Blooming Sakura tells us that spring is coming. The cherry blossom front (桜前線, “Sakura Zensen”) moves across Japan from the south to the north, from the end of February to the beginning of May. You may enjoy viewing the full blossoms of Sakura at the end of March in Tokyo. If you travel to the Tohoku and Hokkaido areas in late April to early May, you will enjoy viewing Sakura again.

The cherry blossoms (Sakura) are the spring specialty. They show us the light pink of gorgeous flower only a few days in a year. When the cherry petals are fallen, we feel that the climate gets warmer.

Iconic Things in Different Seasons

Japan has four distinct seasons.
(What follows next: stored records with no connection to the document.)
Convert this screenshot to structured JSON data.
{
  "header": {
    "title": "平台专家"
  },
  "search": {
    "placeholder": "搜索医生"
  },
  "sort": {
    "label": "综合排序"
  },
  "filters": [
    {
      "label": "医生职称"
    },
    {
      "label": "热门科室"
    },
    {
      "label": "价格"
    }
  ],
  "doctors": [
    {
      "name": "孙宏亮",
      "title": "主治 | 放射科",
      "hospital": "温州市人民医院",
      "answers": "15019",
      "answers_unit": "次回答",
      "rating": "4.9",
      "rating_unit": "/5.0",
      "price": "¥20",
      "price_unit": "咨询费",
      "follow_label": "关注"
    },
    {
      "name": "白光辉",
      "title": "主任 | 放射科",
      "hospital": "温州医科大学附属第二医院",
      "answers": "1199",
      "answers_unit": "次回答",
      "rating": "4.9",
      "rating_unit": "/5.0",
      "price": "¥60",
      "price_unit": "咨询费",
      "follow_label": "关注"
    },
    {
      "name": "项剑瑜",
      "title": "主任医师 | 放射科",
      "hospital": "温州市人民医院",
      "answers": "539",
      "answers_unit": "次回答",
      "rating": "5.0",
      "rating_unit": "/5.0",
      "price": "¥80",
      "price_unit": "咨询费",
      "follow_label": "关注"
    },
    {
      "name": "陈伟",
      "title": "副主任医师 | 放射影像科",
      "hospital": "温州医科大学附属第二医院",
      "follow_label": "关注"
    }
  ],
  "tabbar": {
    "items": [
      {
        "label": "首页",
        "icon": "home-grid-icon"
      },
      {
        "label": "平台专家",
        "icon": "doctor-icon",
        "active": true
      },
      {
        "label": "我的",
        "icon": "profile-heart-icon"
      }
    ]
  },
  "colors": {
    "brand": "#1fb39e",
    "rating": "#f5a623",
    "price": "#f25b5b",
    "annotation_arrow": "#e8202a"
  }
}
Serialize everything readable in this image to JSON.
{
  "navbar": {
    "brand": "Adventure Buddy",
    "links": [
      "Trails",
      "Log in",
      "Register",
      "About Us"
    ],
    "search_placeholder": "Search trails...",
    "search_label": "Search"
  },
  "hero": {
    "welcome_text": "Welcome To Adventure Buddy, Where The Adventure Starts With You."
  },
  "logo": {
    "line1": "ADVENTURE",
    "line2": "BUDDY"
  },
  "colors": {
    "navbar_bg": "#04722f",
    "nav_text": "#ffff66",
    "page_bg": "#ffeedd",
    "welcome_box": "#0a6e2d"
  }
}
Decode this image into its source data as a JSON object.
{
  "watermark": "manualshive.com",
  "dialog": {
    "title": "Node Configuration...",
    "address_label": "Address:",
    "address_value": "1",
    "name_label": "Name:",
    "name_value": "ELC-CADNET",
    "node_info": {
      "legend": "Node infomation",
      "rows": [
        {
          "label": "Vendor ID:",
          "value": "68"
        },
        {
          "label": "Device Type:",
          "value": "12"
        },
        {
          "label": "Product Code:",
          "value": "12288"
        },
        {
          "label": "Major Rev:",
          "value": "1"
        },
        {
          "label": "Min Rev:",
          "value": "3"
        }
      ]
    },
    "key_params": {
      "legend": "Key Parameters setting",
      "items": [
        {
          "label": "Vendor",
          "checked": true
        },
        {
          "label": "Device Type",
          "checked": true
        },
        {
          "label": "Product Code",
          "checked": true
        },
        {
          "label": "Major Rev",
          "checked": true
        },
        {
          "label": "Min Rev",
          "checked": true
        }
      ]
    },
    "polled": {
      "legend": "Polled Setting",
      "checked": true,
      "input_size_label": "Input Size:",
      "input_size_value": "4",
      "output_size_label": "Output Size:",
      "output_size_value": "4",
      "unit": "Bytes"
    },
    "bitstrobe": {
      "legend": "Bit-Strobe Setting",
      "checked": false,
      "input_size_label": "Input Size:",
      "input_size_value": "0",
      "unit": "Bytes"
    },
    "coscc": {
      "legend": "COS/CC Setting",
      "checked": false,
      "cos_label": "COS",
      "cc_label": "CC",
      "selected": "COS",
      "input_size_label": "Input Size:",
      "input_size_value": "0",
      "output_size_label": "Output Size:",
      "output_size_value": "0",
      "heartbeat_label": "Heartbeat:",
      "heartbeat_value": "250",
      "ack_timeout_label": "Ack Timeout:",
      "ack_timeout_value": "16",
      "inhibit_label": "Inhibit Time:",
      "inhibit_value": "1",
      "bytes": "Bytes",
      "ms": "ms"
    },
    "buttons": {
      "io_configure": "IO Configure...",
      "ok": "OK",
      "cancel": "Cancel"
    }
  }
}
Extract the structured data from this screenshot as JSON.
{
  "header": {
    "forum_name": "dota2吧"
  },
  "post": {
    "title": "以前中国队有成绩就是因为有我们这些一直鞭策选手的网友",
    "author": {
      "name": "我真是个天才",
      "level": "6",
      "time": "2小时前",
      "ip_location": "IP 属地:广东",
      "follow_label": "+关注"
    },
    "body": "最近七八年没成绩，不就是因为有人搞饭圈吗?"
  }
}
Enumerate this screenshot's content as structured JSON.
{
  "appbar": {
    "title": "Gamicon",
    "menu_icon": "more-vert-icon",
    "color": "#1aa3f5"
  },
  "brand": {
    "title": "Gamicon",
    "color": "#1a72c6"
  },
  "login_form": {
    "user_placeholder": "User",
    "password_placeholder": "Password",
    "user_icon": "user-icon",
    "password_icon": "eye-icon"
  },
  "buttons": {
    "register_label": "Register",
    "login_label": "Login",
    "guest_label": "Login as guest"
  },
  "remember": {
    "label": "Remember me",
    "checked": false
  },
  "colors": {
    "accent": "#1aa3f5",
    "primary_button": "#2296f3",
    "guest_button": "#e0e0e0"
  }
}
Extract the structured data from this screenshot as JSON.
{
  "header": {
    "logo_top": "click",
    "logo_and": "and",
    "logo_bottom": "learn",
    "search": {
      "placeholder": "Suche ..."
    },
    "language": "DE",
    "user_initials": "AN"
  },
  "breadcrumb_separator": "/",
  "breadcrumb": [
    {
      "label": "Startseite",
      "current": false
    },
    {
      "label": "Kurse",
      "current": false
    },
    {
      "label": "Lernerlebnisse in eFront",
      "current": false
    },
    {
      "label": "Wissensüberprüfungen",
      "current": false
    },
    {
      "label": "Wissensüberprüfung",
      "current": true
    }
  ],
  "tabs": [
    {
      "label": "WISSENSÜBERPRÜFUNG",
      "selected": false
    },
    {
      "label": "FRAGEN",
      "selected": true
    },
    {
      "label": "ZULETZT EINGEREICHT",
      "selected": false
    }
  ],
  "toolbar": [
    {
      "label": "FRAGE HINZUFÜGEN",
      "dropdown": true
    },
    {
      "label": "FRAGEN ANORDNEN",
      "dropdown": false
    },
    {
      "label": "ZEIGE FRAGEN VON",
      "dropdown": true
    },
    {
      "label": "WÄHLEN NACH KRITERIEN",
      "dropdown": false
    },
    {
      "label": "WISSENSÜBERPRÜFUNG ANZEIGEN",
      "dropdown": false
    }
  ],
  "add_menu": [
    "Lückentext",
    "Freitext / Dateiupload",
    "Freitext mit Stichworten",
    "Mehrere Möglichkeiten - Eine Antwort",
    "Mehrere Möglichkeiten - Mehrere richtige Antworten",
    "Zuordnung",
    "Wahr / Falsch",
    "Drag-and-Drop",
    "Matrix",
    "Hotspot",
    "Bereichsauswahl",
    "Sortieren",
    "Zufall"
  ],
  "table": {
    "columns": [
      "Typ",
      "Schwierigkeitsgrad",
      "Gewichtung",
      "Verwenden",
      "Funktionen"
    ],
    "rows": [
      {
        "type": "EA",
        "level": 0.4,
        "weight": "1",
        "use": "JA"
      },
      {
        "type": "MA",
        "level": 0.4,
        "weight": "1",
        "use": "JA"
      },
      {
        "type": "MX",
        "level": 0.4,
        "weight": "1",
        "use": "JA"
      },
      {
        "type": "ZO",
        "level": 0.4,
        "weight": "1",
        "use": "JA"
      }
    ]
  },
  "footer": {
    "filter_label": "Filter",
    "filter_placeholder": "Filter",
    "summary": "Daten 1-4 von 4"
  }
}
And each season has a seasonal specialty. Sakura represents spring, a voice of a cicada as summer, pampas grass as autumn and snow as winter. These are examples of representing seasons. A glossary of seasonal terms (歳時記 “Saijiki”) for haiku (俳句 “Haiku”), a short form of Japanese poetry has more than 4,000 season words (季語 “Kigo”).

Close Attention to Seasonal Cues

As haiku indicates, the Japanese has paid close attention to nature and seasonal changes in the historical period. Waka (和歌), classical Japanese poetry with a much longer history than Haiku has many famous poems, expressing poets’ observations about the seasons. Manyoshu (万葉集), the oldest collection of Japanese poetry in the 7th century has many poems observing and admiring nature and four seasons. Even in these days, writing a haiku remain popular in Japan across the generations.

Seasonal Changes of Clothes (“Koromogae”)

Four distinct seasons create the Japanese custom of seasonal changes of clothes, too. The changes of clothes by season (衣替え “Koromogae”) take place in summer and winter when the weather starts changes. “Koromogae” is not all about adaptations of clothes to make it comfortable. It is also about adaptations of clothing designs and accessories to fit the season. In spring, people start wearing clothes with a light color like cherry blossoms while they wear clothes with a darker color like maples in autumn.

Japanese Habits to Fit Around?

The four seasons may have the Japanese to be sensitive to external changes. At the same time, they may have the Japanse developed the habits to fit themselves to the environment around them. While adaptations to the environment are necessary, we want to see more changes from within Japan.